Anyway, I've been following P. Schiff for years, so I know what he's talking about. ;)

Search on Google the heading and read from another window.
 
I have always wondered when discussing the flow of money, what happens to the treasury bonds. Of course The Fed doesn't have to claim their large investment of bonds, simply because this would create a collapse. The Fed creates money out of nothing, so for every bond that they purchase they increase their assets in addition to creating money due to fractional reserve banking. This makes me think that The Fed is not intentionally collapsing the economy simply because they could just force the government to pay back its debt. I suppose the government could just print money from the treasury to pay off the interest and debt to The Fed. This would not contribute to inflation simply because the printed money is going to the banking sector.
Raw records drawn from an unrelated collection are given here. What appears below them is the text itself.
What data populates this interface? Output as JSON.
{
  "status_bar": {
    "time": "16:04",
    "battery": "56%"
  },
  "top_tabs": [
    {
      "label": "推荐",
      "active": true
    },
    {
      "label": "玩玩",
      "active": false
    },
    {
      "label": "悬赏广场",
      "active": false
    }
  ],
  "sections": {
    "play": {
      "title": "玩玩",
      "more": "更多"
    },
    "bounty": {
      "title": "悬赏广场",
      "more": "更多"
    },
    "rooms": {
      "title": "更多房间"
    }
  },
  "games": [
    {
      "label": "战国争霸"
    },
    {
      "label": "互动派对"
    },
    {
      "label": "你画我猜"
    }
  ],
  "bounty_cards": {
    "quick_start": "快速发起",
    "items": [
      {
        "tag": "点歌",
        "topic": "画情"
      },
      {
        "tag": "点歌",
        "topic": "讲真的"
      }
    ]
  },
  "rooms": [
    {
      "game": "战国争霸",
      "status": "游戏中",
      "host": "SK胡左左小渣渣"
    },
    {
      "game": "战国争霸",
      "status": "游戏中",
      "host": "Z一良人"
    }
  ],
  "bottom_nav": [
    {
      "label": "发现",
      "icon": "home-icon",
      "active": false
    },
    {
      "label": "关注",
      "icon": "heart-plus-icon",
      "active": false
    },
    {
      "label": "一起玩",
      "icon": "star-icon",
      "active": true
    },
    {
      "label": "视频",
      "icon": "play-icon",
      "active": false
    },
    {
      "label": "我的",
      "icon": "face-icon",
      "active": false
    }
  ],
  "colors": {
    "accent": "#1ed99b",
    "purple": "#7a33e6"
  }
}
The problem is the infusion of capital that has been introduced to the private sector. From that, uncertainty and raising prices due to newly available money, eventually results in slower velocity of money expenditure. This exasperates the process creating more inflation. In order to contract the money supply higher interest rates have to be imposed on loans. The problem is with higher prices there is less available money to purchase those loans, let alone decreasing the amount of the loans when purchased, resulting in a higher rate of inflation (because no one is paying interest).
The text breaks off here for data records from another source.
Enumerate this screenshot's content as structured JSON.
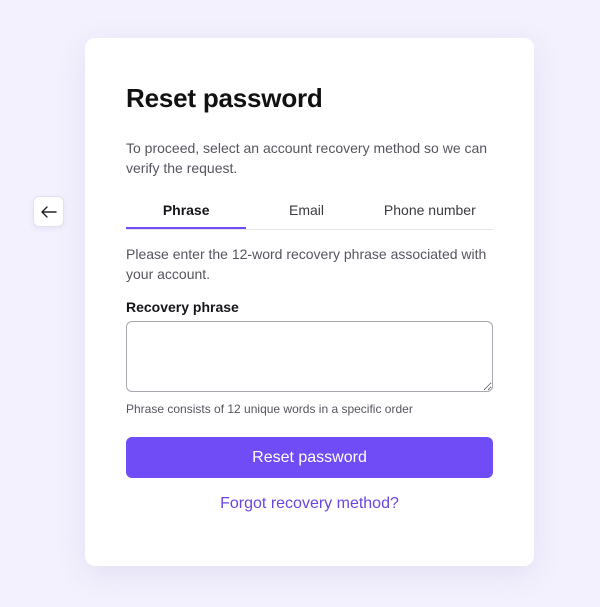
{
  "back_button": {
    "icon": "arrow-left-icon"
  },
  "card": {
    "title": "Reset password",
    "intro": "To proceed, select an account recovery method so we can verify the request.",
    "tabs": [
      {
        "label": "Phrase",
        "active": true
      },
      {
        "label": "Email",
        "active": false
      },
      {
        "label": "Phone number",
        "active": false
      }
    ],
    "tab_description": "Please enter the 12-word recovery phrase associated with your account.",
    "field": {
      "label": "Recovery phrase",
      "value": "",
      "placeholder": ""
    },
    "hint": "Phrase consists of 12 unique words in a specific order",
    "submit_label": "Reset password",
    "forgot_label": "Forgot recovery method?"
  },
  "colors": {
    "accent": "#6f4cf6",
    "link": "#6a45e0",
    "background": "#f3f1fd",
    "card": "#ffffff"
  }
}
The solution is to free up money in people's individual budgets so there is more available money to take out loans. If we were to just issue money to individuals (like what Bush did) this would just add to inflation. Therefore, we have to decrease the debt that typical families accrue. This is the purpose of Obama's agenda; to battle inflation caused by the necessary bailouts because of too high systemic risk.

Therefore, we have to lower the cost of healthcare and education. Which means big interests in Washington are going to fight it in lobbying because they will lose money. This schism in Washington will decrease efficiency and may result in no solution being passed. This is exactly what happens to the end of empires during The Age of Decadence.

We are scheduled to collapse around 2030. I too would advise to put your wealth in other means. Precious medals or other currencies would suffice. This is in hopes that other countries will not fail, but since this is such a connected world economy this is a big if. So I guess precious metals would be the most sound solution in transferring wealth.

Eventually what will happen is The Age of Pioneers will set in. And the cycle will continue assuming a currency is introduced to its economy. The only way to beat this cycle is to create an economy that has no currency.
 
Search on Google the heading and read from another window.

Not to worry that much since... well, see for yourself. :)

 
Oh dear God, hyperinflation is just around the corner. Again.

Given that the freaks in the GOP will likely force the US into default this month, you should prepare for deflation not inflation. But whatever happened, the gold bug market evangelist always shout "Hyperinflation", like somebody with a special form of Tourette's Syndrome.
 
...I've been following P. Schiff for years, so I know what he's talking about. ;)

Unfortunately, P. Schiff doesn't have a clue of what he is talking about.
 
Unfortunately, P. Schiff doesn't have a clue of what he is talking about.

At least he wrote some best sellers and conned you guys into buying it.